Namun, bahkan dalam hal penegakan hukum, peran penegak hukum dalam menegakkan peraturan sering kali digantikan oleh prosedur. Hal-hal tersebut juga tidak dapat dipisahkan, karena untuk menegakkan hak asasi manusia, penegakan hukum sangat diperlukan. Ada 3 (tiga) hal yang dibahas dalam artikel ini. Pertama terkait dengan pelaksanaan dan penegakan HAM di Indonesia, keterhubungan antara HAM dengan Demokrasi dan upaya-upaya penyelesaian dalam kasus HAM di Indonesia.
Pelaksanaan dan Penegakan Hak Asasi Manusia Di IndonesiaÂ
Â
Ketentuan HAM dalam UUD NRI 1945 merupakan basic law adalah norma hukum tertinggi yang harus dipatuhi oleh negara.Hakikat HAM ialah menjaga keselamatan eksistensi manusia secara utuh yang memberikan perlindungan terhadap kemanusiaan (martabat manusia) dan berfungsi untuk mengawal hak dasar (legal rights). Oleh karena itu, di sini posisi Hak Asasi Manusia adalah norma hukum tertinggi sebagai fungsi kontrol terhadap undang-undang. Untuk itu, pertama-tama yang akan dijelaskan terlebih dahulu adalah terminologi yang biasanya dipergunakan dalam tradisi akademik tentang sebutan HAM. Selanjutnya penulis menguraikan konsepsi tentang HAM yang tumbuh dan berkembang di kalangan sejarawan Eropa serta menjelaskan HAM di Indonesia.
Pengaturan mengenai Hak Asasi Manusia telah ada sejak di sahkannya Pancasila sebagai dasar pedoman negara Indonesia, meskipun secara tersirat. Baik yang menyangkut mengenai hubungan manusia dengan Tuhan Yang Maha Esa, maupun hubungan manusia dengan manusia. Hal ini terkandung dalam nilai-nilai yang terkandung dalam sila-sila yang terdapat pada pancasila. Dalam Undang- Undang No.39 tahun 1999 tentang Hak Asasi Manusia, pengaturan mengenai Hak Asasi Manusia ditentukan dengan berpedoman pada deklarasi Hak Asasi Manusia Perserikatan Bangsa Bangsa. Konvensi Perserikatan Bangsa Bangsa tentang penghapusan segala bentuk diskriminasi terhadap wanita, konvensi Perserikatan Bangsa Bangsa tentang hak-hak anak dan berbagai instrumen internasional lain yang mengatur mengenai Hak Asasi Manusia.

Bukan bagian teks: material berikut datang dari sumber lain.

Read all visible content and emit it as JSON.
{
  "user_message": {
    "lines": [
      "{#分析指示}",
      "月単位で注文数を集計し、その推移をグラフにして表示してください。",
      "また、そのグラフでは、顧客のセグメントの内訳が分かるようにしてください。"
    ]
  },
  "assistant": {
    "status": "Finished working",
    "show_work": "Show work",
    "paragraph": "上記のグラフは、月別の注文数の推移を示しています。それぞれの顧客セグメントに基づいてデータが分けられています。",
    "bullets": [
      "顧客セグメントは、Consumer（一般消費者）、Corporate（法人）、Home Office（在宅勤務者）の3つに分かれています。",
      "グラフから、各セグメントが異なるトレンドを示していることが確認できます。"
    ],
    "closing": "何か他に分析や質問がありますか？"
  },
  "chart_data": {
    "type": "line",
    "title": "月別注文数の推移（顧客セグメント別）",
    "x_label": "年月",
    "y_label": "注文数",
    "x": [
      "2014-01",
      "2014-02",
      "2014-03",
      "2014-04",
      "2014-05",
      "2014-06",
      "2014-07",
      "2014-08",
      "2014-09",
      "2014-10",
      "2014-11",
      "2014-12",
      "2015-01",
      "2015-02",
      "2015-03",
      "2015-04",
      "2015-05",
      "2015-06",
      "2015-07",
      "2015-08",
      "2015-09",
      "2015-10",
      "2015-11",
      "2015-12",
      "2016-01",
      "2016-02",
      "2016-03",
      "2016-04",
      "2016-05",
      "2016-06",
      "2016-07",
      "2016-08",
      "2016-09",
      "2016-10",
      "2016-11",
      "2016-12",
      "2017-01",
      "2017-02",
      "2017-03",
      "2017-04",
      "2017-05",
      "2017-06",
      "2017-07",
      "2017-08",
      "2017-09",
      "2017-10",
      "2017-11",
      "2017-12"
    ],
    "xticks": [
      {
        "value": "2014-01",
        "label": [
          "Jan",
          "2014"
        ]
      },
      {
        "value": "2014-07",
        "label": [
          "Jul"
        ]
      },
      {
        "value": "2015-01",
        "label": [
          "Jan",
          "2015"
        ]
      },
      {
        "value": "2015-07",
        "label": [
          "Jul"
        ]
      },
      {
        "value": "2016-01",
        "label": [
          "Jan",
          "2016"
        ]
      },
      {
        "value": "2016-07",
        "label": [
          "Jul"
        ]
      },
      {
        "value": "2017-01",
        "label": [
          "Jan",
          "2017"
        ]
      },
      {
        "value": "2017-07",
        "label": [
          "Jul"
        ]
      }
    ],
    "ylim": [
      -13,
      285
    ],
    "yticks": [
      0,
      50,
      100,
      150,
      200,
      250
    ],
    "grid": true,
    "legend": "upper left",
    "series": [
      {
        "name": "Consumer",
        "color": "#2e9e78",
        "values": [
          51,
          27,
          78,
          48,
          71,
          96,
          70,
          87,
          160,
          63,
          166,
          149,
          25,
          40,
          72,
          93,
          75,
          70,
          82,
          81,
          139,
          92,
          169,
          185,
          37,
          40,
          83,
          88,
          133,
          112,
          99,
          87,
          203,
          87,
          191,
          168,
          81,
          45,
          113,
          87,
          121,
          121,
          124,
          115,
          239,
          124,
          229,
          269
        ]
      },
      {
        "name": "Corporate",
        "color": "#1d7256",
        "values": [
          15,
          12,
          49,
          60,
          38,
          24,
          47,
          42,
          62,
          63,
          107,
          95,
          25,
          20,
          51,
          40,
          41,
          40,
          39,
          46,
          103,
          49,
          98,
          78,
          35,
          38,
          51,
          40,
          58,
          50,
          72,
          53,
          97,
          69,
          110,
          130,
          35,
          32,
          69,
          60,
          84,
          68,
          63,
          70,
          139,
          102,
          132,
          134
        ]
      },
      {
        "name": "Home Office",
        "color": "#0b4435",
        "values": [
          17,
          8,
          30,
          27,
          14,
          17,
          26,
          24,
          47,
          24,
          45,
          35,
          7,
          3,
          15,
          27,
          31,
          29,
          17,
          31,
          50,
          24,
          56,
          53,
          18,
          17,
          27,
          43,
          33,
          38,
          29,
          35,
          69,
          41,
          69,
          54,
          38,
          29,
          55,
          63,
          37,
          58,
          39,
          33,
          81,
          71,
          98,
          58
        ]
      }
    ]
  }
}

Isi undang-undang ini tentunya harus sesuai dengan kebutuhan hukum masyarakat dan perkembangan hukum nasional berdasarkan Pancasila dan Undang-Undang Dasar Negara Republik Indonesia Tahun 1945. Penerapan HAM di Indonesia dinilai belum baik Selesai. Kasus-kasus yang terjadi di Indonesia seperti pemerintahan Aceh, Timor Timur, Maluku, Poso, Papua, Semanggi dan Tanjung Priok dinilai kurang dilaksanakan dalam perlindungan hak asasi manusia. Menjamin perlindungan hak asasi manusia dan menyelesaikan permasalahan yang berkaitan dengan penegakan hak asasi manusia.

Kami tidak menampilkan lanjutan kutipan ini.